Masalahnya, sejak awal Bang Aryo sudah menaruh curiga pada paket-paket itu. Dan dari analisisku, isi pesan orang misterius ini menggambarkan dia berasal dari masa laluku karena dia selalu memakai kata dulu. Terlebih ketika bunga matahari datang tidak hanya ke kantorku, tapi juga ke rumah Ibuk. Dia mengenalku dan sudah pasti juga mengenal orang-orang yang ada di dekatku. Sepertinya dia tinggal berdekatan denganku. Tapi yang bikin aku bingung, Bang Aryo juga pernah menjadi tetanggaku.

Argh, semua jadi tumpang tindih!

"Bella, lo kenapa? Bengong dari tadi. Nasi goreng kambing lo dianggurin."

Suara Edward menyentak lamunku. Aku kembali ke bumi dalam hitungan detik.

"Kalau gue tanya Bang Aryo soal isi welcome kit gue, dia bakal tersinggung nggak, ya?" Aku malah menjawab pertanyaan Edward dengan pertanyaan lain.

"Enggak. Tanya aja. Tuntaskan aja rasa penasaran lo. Dia orangnya fair, kok."

"Gue sependapat sama Edward." Mbak Lidya menyetujui.

"Abang juga setuju. Sekaligus meng-clear-kan teori Lidia tempo hari."

"Kenapa sih, perkara ada boneka atau enggak di dalam welcome kit jadi masalah?"

Sudah barang pasti Puspa tidak memahami konteks diskusi kami. Ibarat kata, Puspa datang ke dalam ruangan bioskop di pertengahan film. Wajar dia bingung dengan alur ceritanya.

"Ini persoalan hidup dan mati, Puspa." Edward menjawab dengan sangat serius.

"Hidup dan mati? Apa segawat itu?"

Apa tidak ada yang mau memberikan pencerahan untuk Puspa? Aku menghunuskan tatapan menuntut pada Edward agar dia yang mencerahkan Puspa, tapi yang dilakukan cowok ini malah cengar-cengir tidak jelas.

"Edward, kamu bikin aku bingung." Puspa pusing sendiri. "Itu Mas Aryo. Mas, sini. Bella mau tanya sesuatu."

"Ada apa?"

Setelah dia membuka kotak bekalnya, aku sempat gagal fokus karena isinya yang luar biasa. Bihun goreng seafood, nasi merah, telur dadar kentang, salmon panggang pucat yang (mungkin) hanya dibumbui perbumbuan duniawi sederhana, dan tumis brokoli. Jangan lupakan buah potong warna-warni seperti yang selalu dibawanya di hari lain.

Aku sempat dilanda ragu selama beberapa detik. Apa aku akan membuat dia tersinggung?

"Bells, kamu mau tanya apa?"

"Soal isi welcome kit Bella, Mas." Mbak Lidia mendahuluiku.

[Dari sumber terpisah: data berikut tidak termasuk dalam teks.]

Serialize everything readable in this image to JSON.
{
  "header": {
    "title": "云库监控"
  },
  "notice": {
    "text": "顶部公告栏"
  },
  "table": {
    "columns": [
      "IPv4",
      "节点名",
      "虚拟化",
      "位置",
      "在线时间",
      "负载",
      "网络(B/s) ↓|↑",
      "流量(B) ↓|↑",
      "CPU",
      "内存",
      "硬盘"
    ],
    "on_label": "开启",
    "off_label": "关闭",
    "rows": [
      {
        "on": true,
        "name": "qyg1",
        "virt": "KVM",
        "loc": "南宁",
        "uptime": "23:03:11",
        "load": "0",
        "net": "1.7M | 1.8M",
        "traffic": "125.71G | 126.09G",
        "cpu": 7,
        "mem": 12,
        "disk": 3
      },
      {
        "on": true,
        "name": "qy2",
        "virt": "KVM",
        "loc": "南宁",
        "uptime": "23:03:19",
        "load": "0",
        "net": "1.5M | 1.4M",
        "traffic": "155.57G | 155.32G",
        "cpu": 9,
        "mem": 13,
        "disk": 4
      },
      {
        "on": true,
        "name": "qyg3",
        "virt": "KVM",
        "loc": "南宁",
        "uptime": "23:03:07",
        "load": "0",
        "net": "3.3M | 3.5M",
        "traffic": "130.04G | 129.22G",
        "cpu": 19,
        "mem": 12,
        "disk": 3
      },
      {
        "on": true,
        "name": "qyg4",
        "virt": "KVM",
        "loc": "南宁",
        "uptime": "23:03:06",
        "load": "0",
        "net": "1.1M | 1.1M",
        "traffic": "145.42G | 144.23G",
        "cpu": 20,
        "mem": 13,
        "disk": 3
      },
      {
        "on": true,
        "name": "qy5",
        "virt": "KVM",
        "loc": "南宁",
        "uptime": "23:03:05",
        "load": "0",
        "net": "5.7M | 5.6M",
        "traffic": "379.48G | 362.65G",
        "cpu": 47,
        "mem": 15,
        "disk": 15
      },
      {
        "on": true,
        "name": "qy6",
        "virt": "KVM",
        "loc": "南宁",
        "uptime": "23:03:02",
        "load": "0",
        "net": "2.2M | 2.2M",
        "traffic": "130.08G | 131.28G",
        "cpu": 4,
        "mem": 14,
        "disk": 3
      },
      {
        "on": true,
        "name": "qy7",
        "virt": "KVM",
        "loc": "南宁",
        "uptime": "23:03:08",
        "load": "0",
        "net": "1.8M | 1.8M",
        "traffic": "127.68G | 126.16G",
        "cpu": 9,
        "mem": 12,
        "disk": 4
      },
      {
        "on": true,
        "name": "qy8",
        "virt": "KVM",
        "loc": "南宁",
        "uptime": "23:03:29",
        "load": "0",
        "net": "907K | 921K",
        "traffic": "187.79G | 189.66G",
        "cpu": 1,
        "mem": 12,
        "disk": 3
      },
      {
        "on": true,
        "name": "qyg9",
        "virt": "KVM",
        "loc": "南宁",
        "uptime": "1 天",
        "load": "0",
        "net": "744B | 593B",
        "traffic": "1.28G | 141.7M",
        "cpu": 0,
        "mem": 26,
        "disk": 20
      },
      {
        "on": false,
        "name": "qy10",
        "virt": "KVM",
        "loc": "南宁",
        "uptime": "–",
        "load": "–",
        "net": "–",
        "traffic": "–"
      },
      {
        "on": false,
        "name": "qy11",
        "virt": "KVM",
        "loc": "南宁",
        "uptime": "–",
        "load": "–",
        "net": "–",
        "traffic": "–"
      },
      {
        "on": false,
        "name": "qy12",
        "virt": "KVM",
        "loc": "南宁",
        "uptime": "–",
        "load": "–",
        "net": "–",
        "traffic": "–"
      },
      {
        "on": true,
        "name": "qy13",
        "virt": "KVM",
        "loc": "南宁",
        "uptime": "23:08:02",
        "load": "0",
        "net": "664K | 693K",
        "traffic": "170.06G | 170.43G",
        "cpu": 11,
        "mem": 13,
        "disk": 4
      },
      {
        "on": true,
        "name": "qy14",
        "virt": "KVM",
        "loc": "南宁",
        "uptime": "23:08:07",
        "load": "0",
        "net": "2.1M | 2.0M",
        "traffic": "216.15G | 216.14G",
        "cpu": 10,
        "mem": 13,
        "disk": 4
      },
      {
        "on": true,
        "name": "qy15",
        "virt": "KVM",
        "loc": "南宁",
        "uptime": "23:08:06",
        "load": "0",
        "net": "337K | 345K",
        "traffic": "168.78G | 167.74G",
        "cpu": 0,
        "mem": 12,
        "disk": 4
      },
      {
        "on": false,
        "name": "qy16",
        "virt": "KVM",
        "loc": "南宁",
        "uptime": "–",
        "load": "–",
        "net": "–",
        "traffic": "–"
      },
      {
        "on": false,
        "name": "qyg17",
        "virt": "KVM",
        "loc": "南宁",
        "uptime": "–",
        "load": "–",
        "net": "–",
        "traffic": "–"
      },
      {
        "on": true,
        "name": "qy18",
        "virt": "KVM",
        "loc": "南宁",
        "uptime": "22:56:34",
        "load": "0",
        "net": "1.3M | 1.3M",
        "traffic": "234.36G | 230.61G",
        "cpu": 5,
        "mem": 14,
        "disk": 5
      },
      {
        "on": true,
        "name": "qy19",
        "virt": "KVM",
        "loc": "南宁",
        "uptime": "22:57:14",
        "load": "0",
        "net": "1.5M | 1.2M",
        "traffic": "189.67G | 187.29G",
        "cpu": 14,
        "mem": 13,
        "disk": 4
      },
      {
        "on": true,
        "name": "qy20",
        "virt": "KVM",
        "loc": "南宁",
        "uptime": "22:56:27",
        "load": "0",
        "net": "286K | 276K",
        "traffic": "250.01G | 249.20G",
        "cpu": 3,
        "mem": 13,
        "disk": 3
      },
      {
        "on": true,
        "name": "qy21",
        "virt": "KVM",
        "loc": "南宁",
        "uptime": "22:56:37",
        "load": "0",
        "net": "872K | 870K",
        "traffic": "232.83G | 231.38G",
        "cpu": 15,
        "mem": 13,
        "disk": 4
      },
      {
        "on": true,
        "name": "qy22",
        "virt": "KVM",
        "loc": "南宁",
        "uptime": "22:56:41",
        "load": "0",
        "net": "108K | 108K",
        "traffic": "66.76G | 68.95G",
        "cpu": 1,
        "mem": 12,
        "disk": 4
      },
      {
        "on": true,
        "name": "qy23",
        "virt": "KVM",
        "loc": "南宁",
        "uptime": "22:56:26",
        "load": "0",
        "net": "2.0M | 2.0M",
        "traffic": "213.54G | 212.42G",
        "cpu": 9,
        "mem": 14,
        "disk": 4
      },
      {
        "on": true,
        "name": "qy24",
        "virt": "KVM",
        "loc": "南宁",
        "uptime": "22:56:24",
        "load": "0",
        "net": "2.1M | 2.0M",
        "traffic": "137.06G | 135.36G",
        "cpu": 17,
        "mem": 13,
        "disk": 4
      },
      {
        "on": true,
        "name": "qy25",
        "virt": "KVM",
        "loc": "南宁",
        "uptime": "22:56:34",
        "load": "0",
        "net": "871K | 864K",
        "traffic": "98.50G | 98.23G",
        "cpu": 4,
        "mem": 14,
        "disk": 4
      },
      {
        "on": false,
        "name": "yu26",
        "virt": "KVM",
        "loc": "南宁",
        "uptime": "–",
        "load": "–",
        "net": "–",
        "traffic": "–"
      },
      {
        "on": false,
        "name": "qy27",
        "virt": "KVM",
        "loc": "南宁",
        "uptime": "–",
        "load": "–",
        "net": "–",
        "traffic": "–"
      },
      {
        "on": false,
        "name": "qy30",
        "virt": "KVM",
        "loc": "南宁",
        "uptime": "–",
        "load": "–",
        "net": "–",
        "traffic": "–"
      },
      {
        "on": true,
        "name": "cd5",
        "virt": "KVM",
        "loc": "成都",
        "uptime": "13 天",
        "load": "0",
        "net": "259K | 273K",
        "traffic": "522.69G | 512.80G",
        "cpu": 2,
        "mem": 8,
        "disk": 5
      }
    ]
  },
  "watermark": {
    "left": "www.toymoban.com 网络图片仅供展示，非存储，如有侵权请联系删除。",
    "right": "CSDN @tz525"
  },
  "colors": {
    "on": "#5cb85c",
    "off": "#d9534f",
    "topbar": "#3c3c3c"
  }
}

Mungkin dia terlalu gemas karena aku berpikir terlalu lama.

"Kenapa sama welcome kit kamu, Bells?"

Baiklah. Here we go. "Bang, kenapa hanya aku satu-satunya karyawan yang mendapatkan boneka beruang putih dalam welcome kit?" Aku menahan napas menunggu Bang Aryo menjawab pertanyaanku.

"Ah ... itu." Bang Aryo menggaruk tengkuknya yang pasti tidak ada panu di sana. "Aku akan minta maaf terlebih dahulu kepada Nusa, Lidya, Edward, dan Pupsa kalau aku terlihat pilih kasih. Bella mendapat boneka beruang kutub karena aku tahu dia suka boneka itu dari dulu."

"Dari dulu?" Mbak Lidia membuka suara.